Recall the exact scene where Peter denied Christ three times – he was recognized and identified while warming himself with others around a fire. And now, in this scene of being with Jesus who had a fire going for the fish to be cooked, Jesus asks Peter three questions. There could be no doubt in Peter’s mind that he was being challenged in regard to his moment of great failure. Certainly any possibility of doubt is removed when the question is asked a third time – the text saying that he was greatly saddened by this repetition.

Much has been made of the two different Greek words for “love” that are used – “phileo” on the first two occasions, whereas “agapao” is used in the last question. The former speaks of a brotherly affection, whereas the latter of a deep and pure love. This device is to emphasize that on the final occasion the question was likely asked of Peter, “Do you LOVE me?”

There was no hiding truth from the Son of God. Peter knew that Jesus knew he truly loved him, but likely he was unsure of his fitness to carry out the commission of feeding Christ’s flock. Yet Jesus went through this to restore Peter to service which would prove extraordinary.

It would involve death however – in the end, crucifixion … as prophesied here by Jesus. The promise of God for those who follow is not that they will be spared even the worst experiences of life, but that God will enable them to endure through anything. It really is a “take up your cross” experience to live for the Lord.”

20 Peter turned and saw that the disciple whom Jesus loved was following them. (This was the one who had leaned back against Jesus at the supper and had said, “Lord, who is going to betray you?”)21 When Peter saw him, he asked, “Lord, what about him?”

22 Jesus answered, “If I want him to remain alive until I return, what is that to you?
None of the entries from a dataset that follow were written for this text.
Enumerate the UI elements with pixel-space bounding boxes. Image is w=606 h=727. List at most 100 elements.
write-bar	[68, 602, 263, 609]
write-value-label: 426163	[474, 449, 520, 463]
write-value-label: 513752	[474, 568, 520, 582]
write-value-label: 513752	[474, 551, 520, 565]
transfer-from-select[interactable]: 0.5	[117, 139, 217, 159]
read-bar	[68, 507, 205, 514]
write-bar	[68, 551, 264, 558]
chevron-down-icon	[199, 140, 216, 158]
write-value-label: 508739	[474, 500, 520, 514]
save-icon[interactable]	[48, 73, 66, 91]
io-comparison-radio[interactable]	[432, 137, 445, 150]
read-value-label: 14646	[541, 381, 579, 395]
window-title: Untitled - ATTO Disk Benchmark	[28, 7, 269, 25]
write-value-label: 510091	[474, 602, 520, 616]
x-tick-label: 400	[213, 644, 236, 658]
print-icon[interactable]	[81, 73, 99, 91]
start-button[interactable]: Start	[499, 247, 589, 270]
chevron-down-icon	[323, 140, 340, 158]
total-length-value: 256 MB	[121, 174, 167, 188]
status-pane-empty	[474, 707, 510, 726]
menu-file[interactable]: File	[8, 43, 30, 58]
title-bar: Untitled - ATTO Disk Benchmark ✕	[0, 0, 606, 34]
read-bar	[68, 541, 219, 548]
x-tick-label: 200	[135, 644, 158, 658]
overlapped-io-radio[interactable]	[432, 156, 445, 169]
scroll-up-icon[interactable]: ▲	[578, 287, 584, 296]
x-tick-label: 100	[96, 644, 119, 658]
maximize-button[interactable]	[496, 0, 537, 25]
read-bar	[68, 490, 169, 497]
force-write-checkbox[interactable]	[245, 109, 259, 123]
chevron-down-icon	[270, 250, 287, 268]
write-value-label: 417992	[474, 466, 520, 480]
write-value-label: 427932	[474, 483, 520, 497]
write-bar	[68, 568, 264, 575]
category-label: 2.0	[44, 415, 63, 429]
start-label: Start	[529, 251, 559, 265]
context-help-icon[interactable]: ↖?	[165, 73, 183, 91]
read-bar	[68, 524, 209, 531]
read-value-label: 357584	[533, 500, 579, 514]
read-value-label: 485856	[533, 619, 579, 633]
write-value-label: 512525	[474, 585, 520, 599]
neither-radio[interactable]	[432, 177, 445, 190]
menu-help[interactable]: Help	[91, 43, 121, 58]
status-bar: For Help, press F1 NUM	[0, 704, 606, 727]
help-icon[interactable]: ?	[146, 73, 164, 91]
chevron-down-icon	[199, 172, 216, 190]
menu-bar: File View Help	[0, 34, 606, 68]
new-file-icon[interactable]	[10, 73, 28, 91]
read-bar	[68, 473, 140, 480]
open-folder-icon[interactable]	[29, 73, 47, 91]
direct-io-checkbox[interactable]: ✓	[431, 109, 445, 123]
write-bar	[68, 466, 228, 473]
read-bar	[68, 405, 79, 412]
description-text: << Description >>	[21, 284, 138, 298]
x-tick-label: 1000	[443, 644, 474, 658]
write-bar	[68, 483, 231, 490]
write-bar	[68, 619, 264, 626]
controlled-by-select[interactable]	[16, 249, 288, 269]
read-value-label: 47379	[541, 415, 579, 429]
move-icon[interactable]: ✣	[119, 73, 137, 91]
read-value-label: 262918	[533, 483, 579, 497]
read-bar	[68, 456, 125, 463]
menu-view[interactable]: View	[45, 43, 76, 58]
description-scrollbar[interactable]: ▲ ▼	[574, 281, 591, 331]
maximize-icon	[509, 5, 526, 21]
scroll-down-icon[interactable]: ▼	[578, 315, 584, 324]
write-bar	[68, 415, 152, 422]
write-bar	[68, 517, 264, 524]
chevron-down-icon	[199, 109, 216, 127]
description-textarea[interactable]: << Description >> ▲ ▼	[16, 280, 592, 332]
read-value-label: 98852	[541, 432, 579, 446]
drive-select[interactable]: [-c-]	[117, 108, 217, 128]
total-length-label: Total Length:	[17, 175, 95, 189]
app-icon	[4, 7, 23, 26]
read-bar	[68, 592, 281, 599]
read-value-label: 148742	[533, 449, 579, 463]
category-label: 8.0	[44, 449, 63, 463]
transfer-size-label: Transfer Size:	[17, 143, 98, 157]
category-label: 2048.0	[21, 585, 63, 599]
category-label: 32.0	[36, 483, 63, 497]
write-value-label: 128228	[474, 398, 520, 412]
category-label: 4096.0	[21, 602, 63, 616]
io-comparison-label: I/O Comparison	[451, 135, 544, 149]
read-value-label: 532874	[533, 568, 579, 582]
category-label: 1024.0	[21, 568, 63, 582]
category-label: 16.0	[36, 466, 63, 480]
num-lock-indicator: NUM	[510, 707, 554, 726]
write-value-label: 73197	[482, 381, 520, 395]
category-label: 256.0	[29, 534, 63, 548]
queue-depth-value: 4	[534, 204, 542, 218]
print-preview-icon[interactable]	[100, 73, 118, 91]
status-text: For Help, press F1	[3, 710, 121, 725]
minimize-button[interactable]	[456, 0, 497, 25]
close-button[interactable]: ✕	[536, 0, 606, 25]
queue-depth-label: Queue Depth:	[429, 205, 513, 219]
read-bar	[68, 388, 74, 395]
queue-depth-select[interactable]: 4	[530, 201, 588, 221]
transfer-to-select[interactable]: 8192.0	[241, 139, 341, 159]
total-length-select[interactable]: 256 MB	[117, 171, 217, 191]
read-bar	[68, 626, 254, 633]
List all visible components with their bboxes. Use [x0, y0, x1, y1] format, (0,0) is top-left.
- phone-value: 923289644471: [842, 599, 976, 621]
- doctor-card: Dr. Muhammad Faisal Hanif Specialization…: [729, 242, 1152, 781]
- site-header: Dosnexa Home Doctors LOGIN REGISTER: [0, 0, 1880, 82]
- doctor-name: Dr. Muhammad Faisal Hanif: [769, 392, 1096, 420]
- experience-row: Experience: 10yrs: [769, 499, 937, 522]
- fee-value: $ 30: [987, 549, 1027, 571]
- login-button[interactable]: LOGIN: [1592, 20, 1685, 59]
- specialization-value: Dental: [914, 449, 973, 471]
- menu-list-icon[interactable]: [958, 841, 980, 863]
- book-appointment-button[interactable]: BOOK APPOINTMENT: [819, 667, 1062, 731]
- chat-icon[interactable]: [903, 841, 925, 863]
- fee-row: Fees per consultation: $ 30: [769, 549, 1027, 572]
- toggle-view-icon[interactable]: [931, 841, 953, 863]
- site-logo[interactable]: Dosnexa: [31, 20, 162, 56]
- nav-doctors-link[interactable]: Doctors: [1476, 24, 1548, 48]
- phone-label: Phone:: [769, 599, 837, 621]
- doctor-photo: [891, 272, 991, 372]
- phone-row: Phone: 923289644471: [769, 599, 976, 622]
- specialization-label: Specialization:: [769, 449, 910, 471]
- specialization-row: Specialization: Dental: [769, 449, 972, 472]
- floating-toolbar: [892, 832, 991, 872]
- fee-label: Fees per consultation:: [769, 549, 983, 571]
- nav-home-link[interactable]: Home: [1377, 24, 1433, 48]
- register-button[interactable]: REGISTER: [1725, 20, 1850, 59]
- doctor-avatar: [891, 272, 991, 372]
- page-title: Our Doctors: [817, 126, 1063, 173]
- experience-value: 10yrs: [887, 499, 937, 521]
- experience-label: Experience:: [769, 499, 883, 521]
You must follow me.” 23 Because of this, the rumor spread among the believers that this disciple would not die. But Jesus did not say that he would not die; he only said, “If I want him to remain alive until I return, what is that to you?”

Peter sees John right there at that moment and asks about what is to become of him. Jesus rebukes this lack of focus and concern beyond Peter himself. Christ essentially says, “If he lives so long that he remains even until the time I return, what business it that for you?”  Jesus was not indicating that John would live through to the actual return – the way the story was related and errantly repeated over time.

24 This is the disciple who testifies to these things and who wrote them down. We know that his testimony is true.

25 Jesus did many other things as well. If every one of them were written down, I suppose that even the whole world would not have room for the books that would be written.

There is a lot of information written in the Gospels about Jesus Christ. Yet John is saying that if everything that was said and done were to have been written and talked about, it would be beyond the books of the world to hold these truths. Indeed, even as it is, the Scriptures and the work of God are bottomless to know – beyond ever fully grasping.

But what can be known and taken from this passage today is that though we, like Peter, are prone to repeated failures, we may find forgiveness and restoration in Christ as we are repentant. This is because Jesus was God Up Close. He came to pay the penalty for sin; he shows us what God is like – the true bridegroom, temple, well, healer, bread, light, shepherd, vine, lamb, and above all – the true Life!

This brings us to the end of our 45-day adventure through John’s gospel. Chris Wiles and I trust that it has been an enriching experience for you. Our next series begins on January 12th and will talk about the idea of “exile” – of living in perilous times. We will look a good bit into some of the Old Testament prophets with some great biblical themes and timeless applications for our lives.

May you have a blessed Christmas season!